The prime minister outlined the conflict of interest and questions over the former businessman’s past purchase of one crown bonds, his tax returns and the suspicious use of European funds for the Stork’s Nest hotel and recreation facility (which belonged to his company) as the main reasons why Mr Babiš could no longer continue. The finance minister hit back saying that Mr Sobotka had managed to sink a successful government, when he should have asked for his resignation. It is widely understood that such a resignation would not be accepted by the head of state. Here is Andrej Babiš responded to the prime minister on Tuesday:
“I really don’t understand. The prime minister, with this one act, destroyed what, in my view, was one of the most successful governments since the Velvet Revolution… in his inability to either accept me or to recall me from my post he is de facto passing the decision to President Zeman.”
Members of the opposition were quick to call the prime minister “a coward” who capitulated instead of fighting, who passed the initiative to the president rather than take a decision himself. Many members of the current government and even the opposition would likely have preferred for the government to have completed its term than the current disarray.
There are several variants of how the scenario could now play out depending on Mr Zeman. The government could be allowed to complete its term in ‘resignation mode’, the president could name someone of his own liking to form a new interim government to lead the country to early elections, or changes could be agreed for both Mr Sobotka and Mr Babiš both step aside and for someone else to take the helm until the election. Mr Babiš made clear such a solution might be acceptable for him personally if the current foreign minister, Lubomír Zaorálek, took the helm.
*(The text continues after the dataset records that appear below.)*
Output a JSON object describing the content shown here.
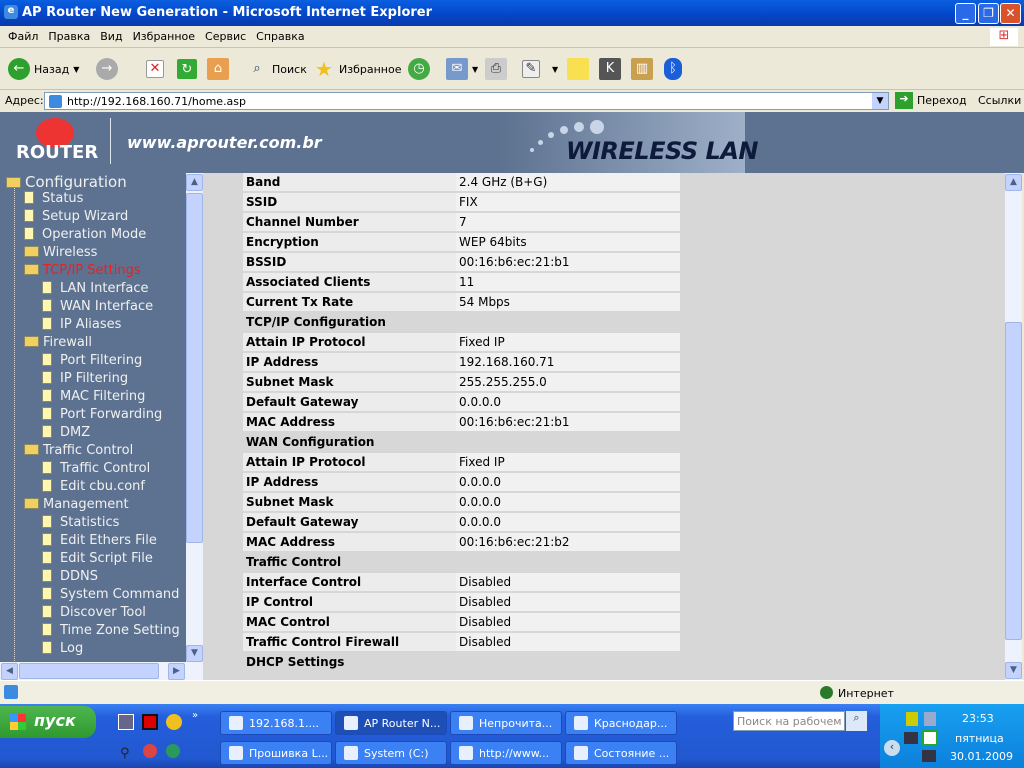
{
  "window": {
    "title": "AP Router New Generation - Microsoft Internet Explorer"
  },
  "menu": [
    "Файл",
    "Правка",
    "Вид",
    "Избранное",
    "Сервис",
    "Справка"
  ],
  "toolbar": {
    "back": "Назад",
    "search": "Поиск",
    "favorites": "Избранное"
  },
  "address": {
    "label": "Адрес:",
    "url": "http://192.168.160.71/home.asp",
    "go": "Переход",
    "links": "Ссылки"
  },
  "banner": {
    "logo": "ROUTER",
    "site": "www.aprouter.com.br",
    "tagline": "WIRELESS LAN"
  },
  "tree": {
    "root": "Configuration",
    "items": [
      {
        "label": "Status",
        "level": 1,
        "type": "doc"
      },
      {
        "label": "Setup Wizard",
        "level": 1,
        "type": "doc"
      },
      {
        "label": "Operation Mode",
        "level": 1,
        "type": "doc"
      },
      {
        "label": "Wireless",
        "level": 1,
        "type": "folder"
      },
      {
        "label": "TCP/IP Settings",
        "level": 1,
        "type": "folder",
        "active": true
      },
      {
        "label": "LAN Interface",
        "level": 2,
        "type": "doc"
      },
      {
        "label": "WAN Interface",
        "level": 2,
        "type": "doc"
      },
      {
        "label": "IP Aliases",
        "level": 2,
        "type": "doc"
      },
      {
        "label": "Firewall",
        "level": 1,
        "type": "folder"
      },
      {
        "label": "Port Filtering",
        "level": 2,
        "type": "doc"
      },
      {
        "label": "IP Filtering",
        "level": 2,
        "type": "doc"
      },
      {
        "label": "MAC Filtering",
        "level": 2,
        "type": "doc"
      },
      {
        "label": "Port Forwarding",
        "level": 2,
        "type": "doc"
      },
      {
        "label": "DMZ",
        "level": 2,
        "type": "doc"
      },
      {
        "label": "Traffic Control",
        "level": 1,
        "type": "folder"
      },
      {
        "label": "Traffic Control",
        "level": 2,
        "type": "doc"
      },
      {
        "label": "Edit cbu.conf",
        "level": 2,
        "type": "doc"
      },
      {
        "label": "Management",
        "level": 1,
        "type": "folder"
      },
      {
        "label": "Statistics",
        "level": 2,
        "type": "doc"
      },
      {
        "label": "Edit Ethers File",
        "level": 2,
        "type": "doc"
      },
      {
        "label": "Edit Script File",
        "level": 2,
        "type": "doc"
      },
      {
        "label": "DDNS",
        "level": 2,
        "type": "doc"
      },
      {
        "label": "System Command",
        "level": 2,
        "type": "doc"
      },
      {
        "label": "Discover Tool",
        "level": 2,
        "type": "doc"
      },
      {
        "label": "Time Zone Setting",
        "level": 2,
        "type": "doc"
      },
      {
        "label": "Log",
        "level": 2,
        "type": "doc"
      }
    ]
  },
  "status_rows": [
    {
      "label": "Band",
      "value": "2.4 GHz (B+G)"
    },
    {
      "label": "SSID",
      "value": "FIX"
    },
    {
      "label": "Channel Number",
      "value": "7"
    },
    {
      "label": "Encryption",
      "value": "WEP 64bits"
    },
    {
      "label": "BSSID",
      "value": "00:16:b6:ec:21:b1"
    },
    {
      "label": "Associated Clients",
      "value": "11"
    },
    {
      "label": "Current Tx Rate",
      "value": "54 Mbps"
    },
    {
      "section": "TCP/IP Configuration"
    },
    {
      "label": "Attain IP Protocol",
      "value": "Fixed IP"
    },
    {
      "label": "IP Address",
      "value": "192.168.160.71"
    },
    {
      "label": "Subnet Mask",
      "value": "255.255.255.0"
    },
    {
      "label": "Default Gateway",
      "value": "0.0.0.0"
    },
    {
      "label": "MAC Address",
      "value": "00:16:b6:ec:21:b1"
    },
    {
      "section": "WAN Configuration"
    },
    {
      "label": "Attain IP Protocol",
      "value": "Fixed IP"
    },
    {
      "label": "IP Address",
      "value": "0.0.0.0"
    },
    {
      "label": "Subnet Mask",
      "value": "0.0.0.0"
    },
    {
      "label": "Default Gateway",
      "value": "0.0.0.0"
    },
    {
      "label": "MAC Address",
      "value": "00:16:b6:ec:21:b2"
    },
    {
      "section": "Traffic Control"
    },
    {
      "label": "Interface Control",
      "value": "Disabled"
    },
    {
      "label": "IP Control",
      "value": "Disabled"
    },
    {
      "label": "MAC Control",
      "value": "Disabled"
    },
    {
      "label": "Traffic Control Firewall",
      "value": "Disabled"
    },
    {
      "section": "DHCP Settings"
    }
  ],
  "statusbar": {
    "zone": "Интернет"
  },
  "taskbar": {
    "start": "пуск",
    "tasks": [
      "192.168.1....",
      "AP Router N...",
      "Непрочита...",
      "Краснодар...",
      "Прошивка L...",
      "System (C:)",
      "http://www...",
      "Состояние ..."
    ],
    "active_task": 1,
    "search_placeholder": "Поиск на рабочем столе",
    "time": "23:53",
    "day": "пятница",
    "date": "30.01.2009"
  }
}
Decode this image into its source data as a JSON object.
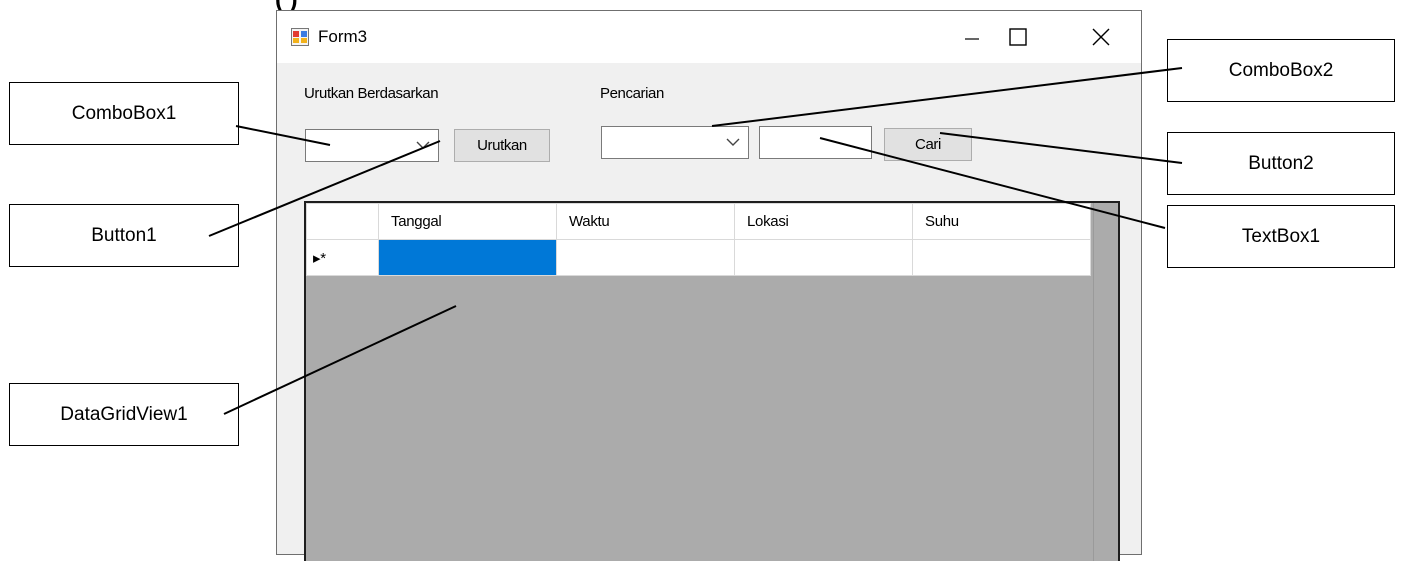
{
  "window": {
    "title": "Form3"
  },
  "sort_section": {
    "label": "Urutkan Berdasarkan",
    "combo_value": "",
    "button_label": "Urutkan"
  },
  "search_section": {
    "label": "Pencarian",
    "combo_value": "",
    "text_value": "",
    "button_label": "Cari"
  },
  "grid": {
    "columns": [
      "Tanggal",
      "Waktu",
      "Lokasi",
      "Suhu"
    ],
    "new_row_marker": "▸*",
    "selection_color": "#0078d7",
    "background_color": "#ababab"
  },
  "callouts": {
    "combobox1": "ComboBox1",
    "button1": "Button1",
    "datagridview1": "DataGridView1",
    "combobox2": "ComboBox2",
    "button2": "Button2",
    "textbox1": "TextBox1"
  }
}
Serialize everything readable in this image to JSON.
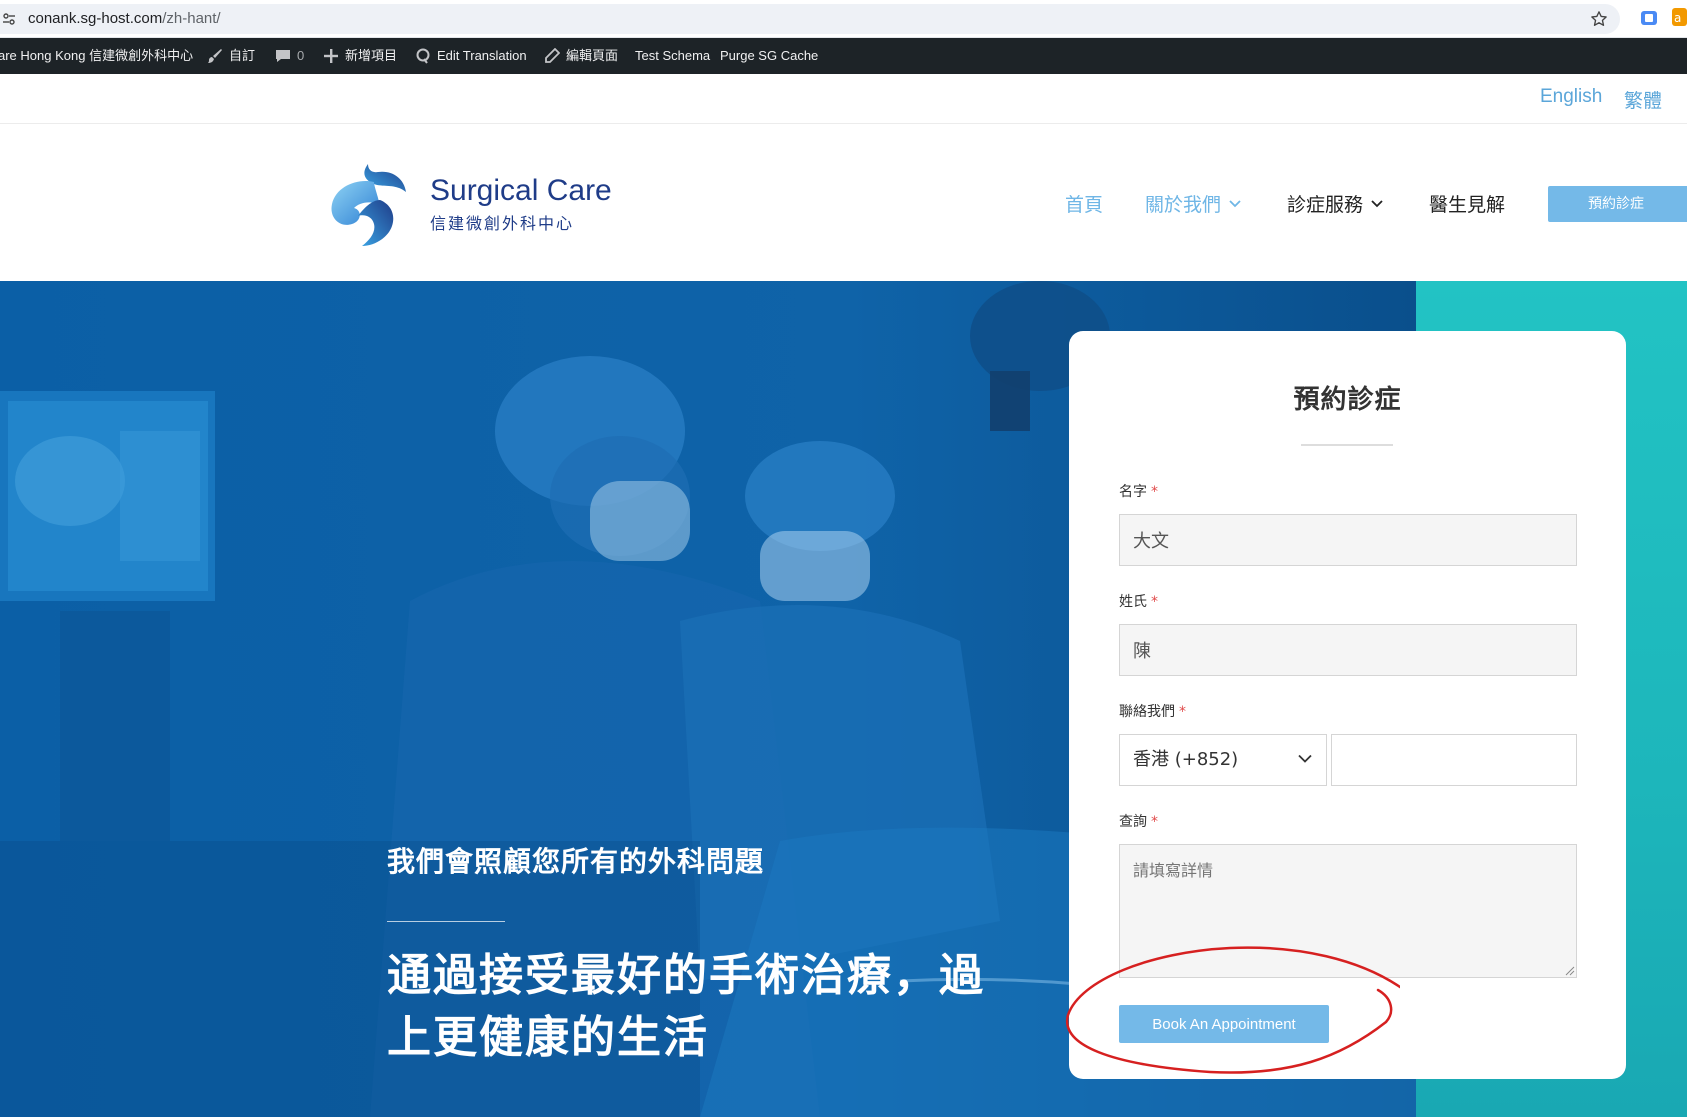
{
  "browser": {
    "url_host": "conank.sg-host.com",
    "url_path": "/zh-hant/"
  },
  "admin_bar": {
    "site_name": "are Hong Kong 信建微創外科中心",
    "customize": "自訂",
    "comments_count": "0",
    "new_item": "新增項目",
    "edit_translation": "Edit Translation",
    "edit_page": "編輯頁面",
    "test_schema": "Test Schema",
    "purge_cache": "Purge SG Cache"
  },
  "language_switcher": {
    "english": "English",
    "traditional": "繁體"
  },
  "header": {
    "logo_name": "Surgical Care",
    "logo_subtitle": "信建微創外科中心",
    "nav": {
      "home": "首頁",
      "about": "關於我們",
      "services": "診症服務",
      "insights": "醫生見解",
      "cta": "預約診症"
    }
  },
  "hero": {
    "subtitle": "我們會照顧您所有的外科問題",
    "title": "通過接受最好的手術治療，過上更健康的生活"
  },
  "form": {
    "title": "預約診症",
    "first_name_label": "名字",
    "first_name_value": "大文",
    "last_name_label": "姓氏",
    "last_name_value": "陳",
    "contact_label": "聯絡我們",
    "country_code": "香港 (+852)",
    "enquiry_label": "查詢",
    "enquiry_placeholder": "請填寫詳情",
    "required_mark": "*",
    "submit_label": "Book An Appointment"
  },
  "colors": {
    "admin_bar": "#1d2327",
    "accent_blue": "#74b9e8",
    "brand_navy": "#1f3c88",
    "hero_blue": "#0d5ea3",
    "hero_teal": "#22c3c4",
    "annotation_red": "#d62020"
  }
}
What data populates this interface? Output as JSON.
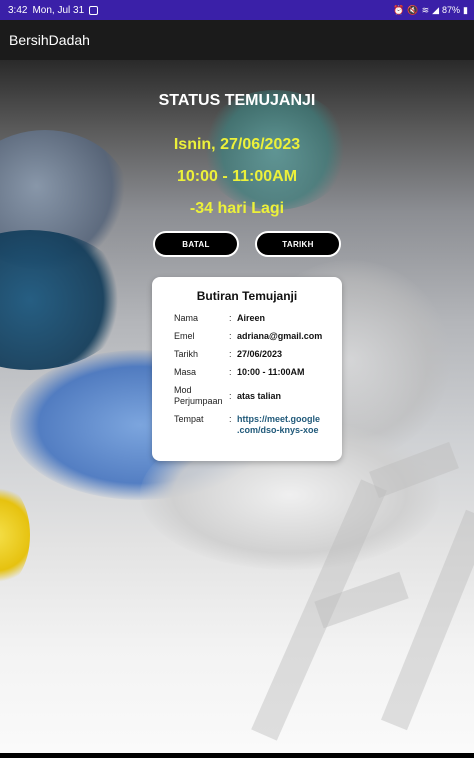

A slew of meetings is now on the table with the head of state. Many have noted that Mr Zeman - while obliged by the constitution to accept the cabinet’s resignation – faces no actual deadline to do so. If there are protracted dealings, say pundits, the move by Mr Sobotka could backfire and paradoxically most help the politician he tried to sideline, Andrej Babiš himself. On Wednesday, meanwhile, the situation further intensified with the Social Democrats announcing they would not continue in government with Mr Babiš, while ANO said they would not continue without him. The president’s spokesman confirmed the prime minister will tender the cabinet’s resignation to the president on Thursday afternoon.